她的想法是第一次来男朋友家过年,还是一人一间房比较好,要矜持一点。

薄南弦将门关上,俊脸上的表情仿佛在说“这怎么可能”。

“我不进来,明天他们会觉得我被你扫地出门了。”他淡声道。

初窈:“………”

说来说去都是他的话。

初窈进浴室漱了个口,硬着头皮躺到大红四件套上,撇嘴道:“有点烫手。”

床边只开了一盏橘黄色的壁灯,薄南弦躺在她身侧,看她一副很僵硬的样子,好笑道:“还是换个房间睡吧。”

初窈偏头看他,挑眉道:“怎么,薄少爷不怕被扫地出门了?”

“为了你,就算被扫地出门也值得。”薄南弦握紧她的手,手指滑入她的指缝间,低声道,“但那个时候,希望老婆可以给我一个家。”

初窈眨巴眨巴眼睛,听懂了男人话里的暗示。

给他一个家……

她抬手替男人掖了掖杯子,“乖,好好睡。”

初窈闭上眼睛,一脸安详。

薄南弦勾了勾唇,喉间溢出一声低笑。

初窈:“………”

笑什么笑,有什么好笑的!

她用力闭着眼睛,不去管他在笑什么。

过了一会儿,一只温热的大掌忽然顺着她的衣摆探入。

初窈抬手按住男人的手,睁开眼睛瞪了他一眼,“你能不能老实点?我困了。”

她不想在这张大红色的床上。

“那你睡。”薄南弦道。

初窈听他这么说,还以为他是打消念头了,稍稍松了一口气,重新闭上眼睛。

结果下一秒,男人的手又开始不安分起来。

初窈再次逮住男人的手,质问他:“你刚不是要让我睡?”

薄南弦:“你睡你的,我睡我的,我们互不干扰。”

初窈:“………”

她发现男人的话里带着点儿歧义。

“你故意的?”

“而且,哪里互不干扰了?你干扰到我了。”

薄南弦挺无赖地道:“那你干扰回来。”

初窈:“你别逼我在这里打你。”

“就一次?”薄南弦凑到她身边,薄唇贴着她的脸,“好不好?”

初窈一脸严肃:“不好。”

薄南弦从她脸上一直蹭到耳后,低声商量:“那就半次,可以吗?”

初窈:“………”

还有半次?

她皱了皱眉,“半次是什么样的?”

“等一下你就知道了。”男人温热的呼吸落在她耳畔处,带着薄茧的手掌仿佛在她的皮肤上点了一把火。
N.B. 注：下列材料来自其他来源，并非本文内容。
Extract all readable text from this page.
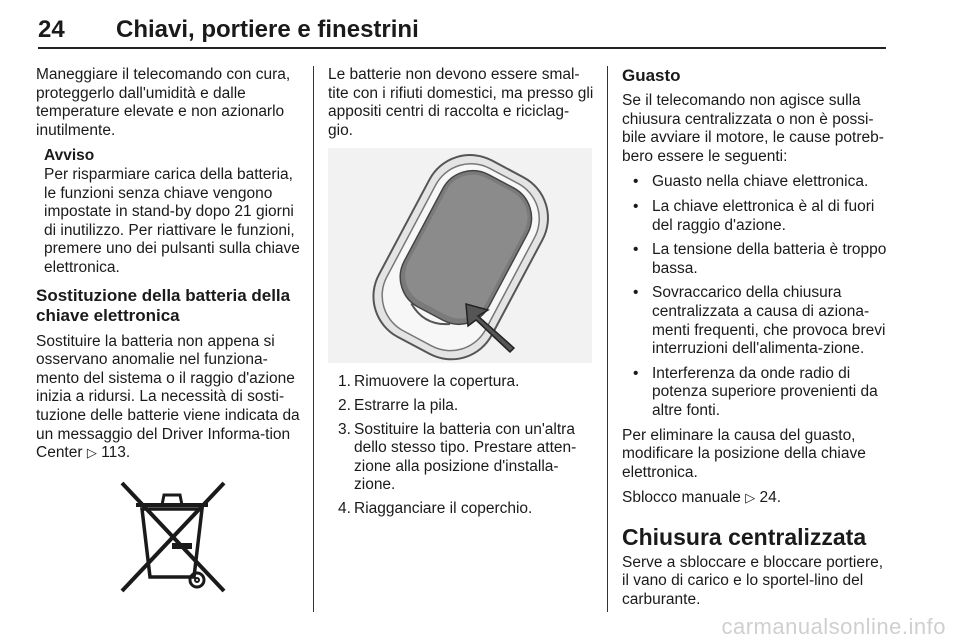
24 Chiavi, portiere e finestrini

Maneggiare il telecomando con cura, proteggerlo dall'umidità e dalle temperature elevate e non azionarlo inutilmente.

Avviso
Per risparmiare carica della batteria, le funzioni senza chiave vengono impostate in stand-by dopo 21 giorni di inutilizzo. Per riattivare le funzioni, premere uno dei pulsanti sulla chiave elettronica.
Sostituzione della batteria della chiave elettronica

Sostituire la batteria non appena si osservano anomalie nel funziona-mento del sistema o il raggio d'azione inizia a ridursi. La necessità di sosti-tuzione delle batterie viene indicata da un messaggio del Driver Informa-tion Center ▷ 113.

Le batterie non devono essere smal-tite con i rifiuti domestici, ma presso gli appositi centri di raccolta e riciclag-gio.

1. Rimuovere la copertura.
2. Estrarre la pila.
3. Sostituire la batteria con un'altra dello stesso tipo. Prestare atten-zione alla posizione d'installa-zione.
4. Riagganciare il coperchio.
Guasto

Se il telecomando non agisce sulla chiusura centralizzata o non è possi-bile avviare il motore, le cause potreb-bero essere le seguenti:

• Guasto nella chiave elettronica.
• La chiave elettronica è al di fuori del raggio d'azione.
• La tensione della batteria è troppo bassa.
• Sovraccarico della chiusura centralizzata a causa di aziona-menti frequenti, che provoca brevi interruzioni dell'alimenta-zione.
• Interferenza da onde radio di potenza superiore provenienti da altre fonti.

Per eliminare la causa del guasto, modificare la posizione della chiave elettronica.

Sblocco manuale ▷ 24.

Chiusura centralizzata

Serve a sbloccare e bloccare portiere, il vano di carico e lo sportel-lino del carburante.

carmanualsonline.info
初窈反应过来自己上当的时候,睡衣的衣摆已经被男人推高。

她现在突然挺后悔没有把这人扫地出门。

壁灯投落出来的光似乎在闪动。

初窈葱白纤细的指尖攥紧了被褥,朦胧间看见男人额上渗出细密的汗珠,那道缝了十针的疤痕还未消失,但颜色已经淡了许多。
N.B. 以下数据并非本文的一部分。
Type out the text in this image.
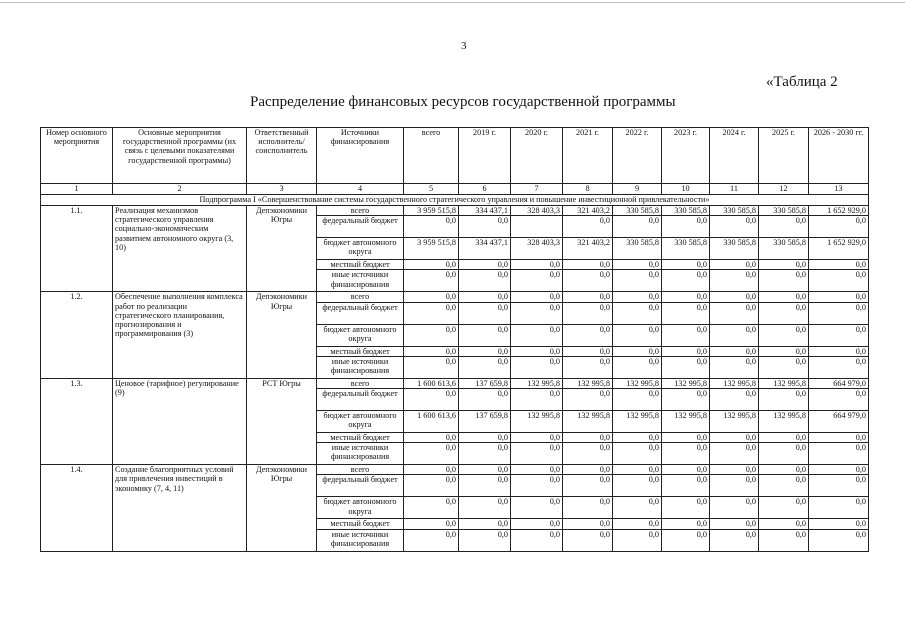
3
«Таблица 2
Распределение финансовых ресурсов государственной программы
Номер основного мероприятия	Основные мероприятия государственной программы (их связь с целевыми показателями государственной программы)	Ответственный исполнитель/ соисполнитель	Источники финансирования	всего	2019 г.	2020 г.	2021 г.	2022 г.	2023 г.	2024 г.	2025 г.	2026 - 2030 гг.
1	2	3	4	5	6	7	8	9	10	11	12	13
Подпрограмма I «Совершенствование системы государственного стратегического управления и повышение инвестиционной привлекательности»												
1.1.	Реализация механизмов стратегического управления социально-экономическим развитием автономного округа (3, 10)	Депэкономики Югры	всего	3 959 515,8	334 437,1	328 403,3	321 403,2	330 585,8	330 585,8	330 585,8	330 585,8	1 652 929,0
			федеральный бюджет	0,0	0,0		0,0	0,0	0,0	0,0	0,0	0,0
			бюджет автономного округа	3 959 515,8	334 437,1	328 403,3	321 403,2	330 585,8	330 585,8	330 585,8	330 585,8	1 652 929,0
			местный бюджет	0,0	0,0	0,0	0,0	0,0	0,0	0,0	0,0	0,0
			иные источники финансирования	0,0	0,0	0,0	0,0	0,0	0,0	0,0	0,0	0,0
1.2.	Обеспечение выполнения комплекса работ по реализации стратегического планирования, прогнозирования и программирования (3)	Депэкономики Югры	всего	0,0	0,0	0,0	0,0	0,0	0,0	0,0	0,0	0,0
			федеральный бюджет	0,0	0,0	0,0	0,0	0,0	0,0	0,0	0,0	0,0
			бюджет автономного округа	0,0	0,0	0,0	0,0	0,0	0,0	0,0	0,0	0,0
			местный бюджет	0,0	0,0	0,0	0,0	0,0	0,0	0,0	0,0	0,0
			иные источники финансирования	0,0	0,0	0,0	0,0	0,0	0,0	0,0	0,0	0,0
1.3.	Ценовое (тарифное) регулирование (9)	РСТ Югры	всего	1 600 613,6	137 659,8	132 995,8	132 995,8	132 995,8	132 995,8	132 995,8	132 995,8	664 979,0
			федеральный бюджет	0,0	0,0	0,0	0,0	0,0	0,0	0,0	0,0	0,0
			бюджет автономного округа	1 600 613,6	137 659,8	132 995,8	132 995,8	132 995,8	132 995,8	132 995,8	132 995,8	664 979,0
			местный бюджет	0,0	0,0	0,0	0,0	0,0	0,0	0,0	0,0	0,0
			иные источники финансирования	0,0	0,0	0,0	0,0	0,0	0,0	0,0	0,0	0,0
1.4.	Создание благоприятных условий для привлечения инвестиций в экономику (7, 4, 11)	Депэкономики Югры	всего	0,0	0,0	0,0	0,0	0,0	0,0	0,0	0,0	0,0
			федеральный бюджет	0,0	0,0	0,0	0,0	0,0	0,0	0,0	0,0	0,0
			бюджет автономного округа	0,0	0,0	0,0	0,0	0,0	0,0	0,0	0,0	0,0
			местный бюджет	0,0	0,0	0,0	0,0	0,0	0,0	0,0	0,0	0,0
			иные источники финансирования	0,0	0,0	0,0	0,0	0,0	0,0	0,0	0,0	0,0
在这张深邃俊美的脸庞上,再淡的疤痕看起来也触目惊心。

她睫毛颤动了下,想到了什么,攥紧被褥的手忽然松开,缓缓缠上男人的后背。

“阿南。”

“怎么了?”

“阿南。”

“我在。”

“阿南……”

她一遍遍唤着男人,却什么也没说。